Fuel for thought: Why Texas gas prices are so darn cheap | Crain's Austin

Fuel for thought: Why Texas gas prices are so darn cheap

Texans preparing to get behind the wheel over the long Thanksgiving weekend are in a good position to do so, considering gas prices in the state are among the lowest in the nation.

Low state taxes, varied revenue sources and proximity to oil production and refining capacity typically help keep local gas prices well below the national average, which was $2.20 for a gallon of regular unleaded late last week compared with an Austin average of $1.97 a gallon, according to AAA. San Antonio’s gas prices were even lower – at $1.94 per gallon. Just five states in the U.S. have an average gas price below $2, according to AAA.

So why are gas prices in Texas so low? The state’s proximity to oil infrastructure means cities have easier access to supply. It also has one of the lowest gas taxes in the country.

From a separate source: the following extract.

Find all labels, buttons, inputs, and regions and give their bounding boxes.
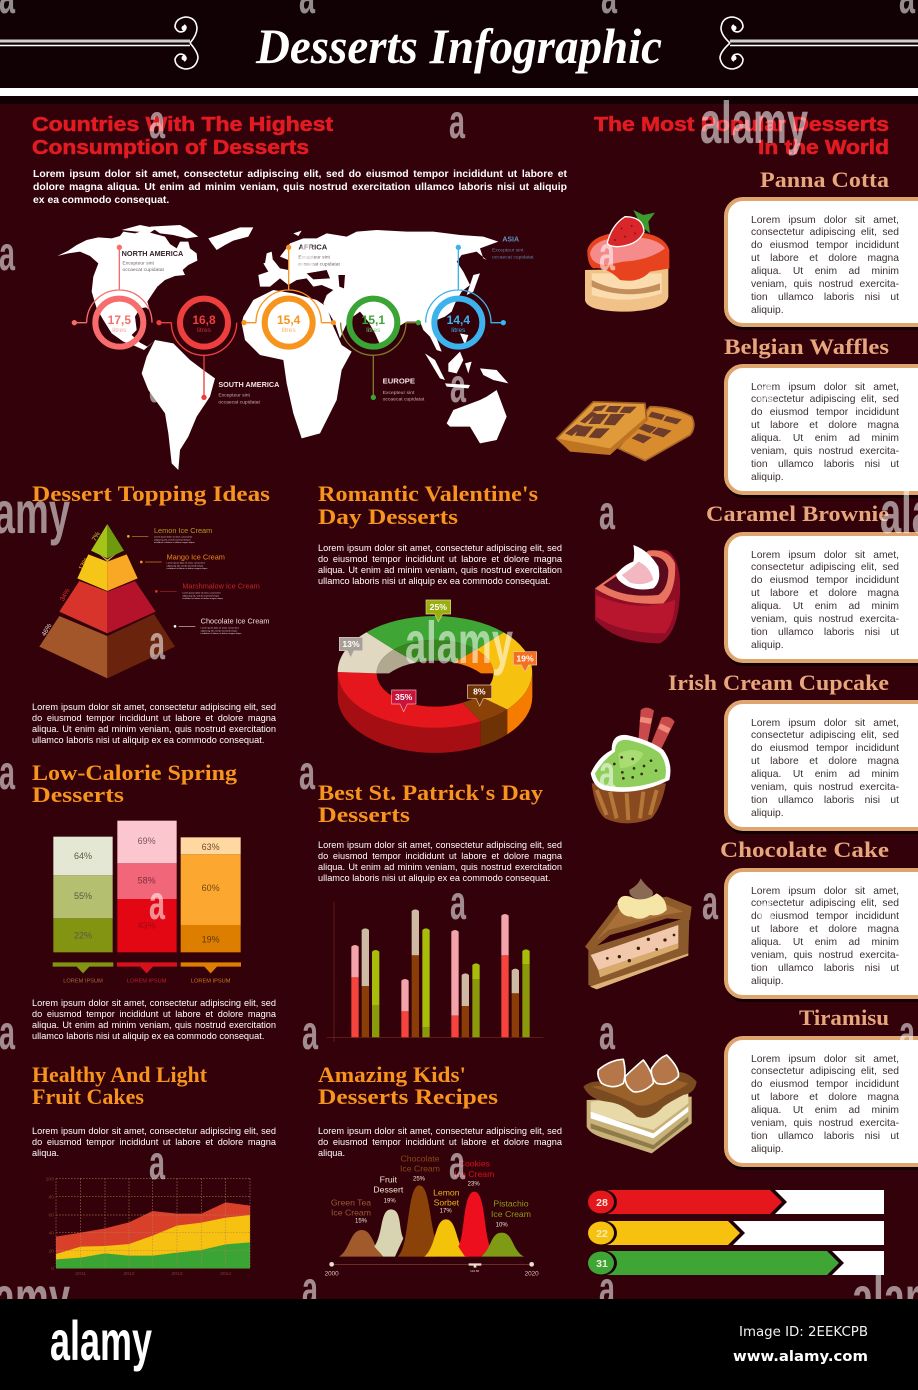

According to figures from the American Petroleum Institute, the state’s levy of 38.4 cents a gallon compares favorably with a national average of 48.08 cents.

“Texas has the distinction of having low gasoline taxes relative to rest of the nation, like Pennsylvania, where they are closer to 70 cents a gallon,” notes Patrick DeHaan, senior petroleum analyst for the fuel price-tracking website GasBuddy.com. “Also, being in the oil industry’s backyard and so close to the nation’s infrastructure helps with access to supply.”

Another factor in Texas, DeHaan says, is that Texas is seeing an increase in toll roads so it has been receiving increased revenue from those. As such, “there hasn’t been a pressing need to raise (fuel) taxes,” he noted.

Doug Shupe, public relations manager for AAA, said the larger major metro areas in the state such as Dallas-Fort Worth typically have higher gas prices than markets like Austin and San Antonio. Shupe agrees the access to refineries certainly benefits Texas drivers.

Demand drives pricing

Looking ahead, Shupe  says prices may trend even lower or level off over the next week but are likely to inch up slightly for the Thanksgiving holiday weekend.

“We anticipate a lot of people will be taking road trips so we may see some price increase as the demand for fuel goes up,” Shupe said. “But once that’s over, we’re likely to see lower prices through the rest of the fuel season.”

In general, he notes, winter blend fuel is about 15 to 20 cents cheaper per gallon than summer fuel, because it’s made to be less likely to evaporate. Plus, in the winter, people tend to drive less outside of the holiday seasons.

GasBuddy’s DeHaan agrees. “There are ramblings about OPEC potentially cutting production later this month and just that talk might drive prices higher,” he said. “But if they fail to act, prices could fall even further.”

Unlike markets like St. Louis, Texas doesn’t really see cyclical patterns in gas prices nor is it dominated by one player. In markets such as those, one gas station could raise or lower prices and others will follow suit.

But in Texas, “the market is more diverse,” DeHaan says. As such, retail fuel prices tend to follow wholesale prices.

One Austin-based 7-11 manager said he bases his station’s gas prices on how much he pays for the fuel. Another, who is a franchisee, said he has no say in prices and that they are set by the corporate office.

As for consumers, gas prices are so low that it’s a no-brainer to drive rather than fly. Austin resident Jane Worswick says her family is driving to Missouri over the Thanksgiving weekend.

“Since we are a family of five, it's just too expensive to fly and then rent a car,” she said. “But we have even paid over $4 a gallon in Florida in the past and not blinked” because it was still cheaper than flying, she said.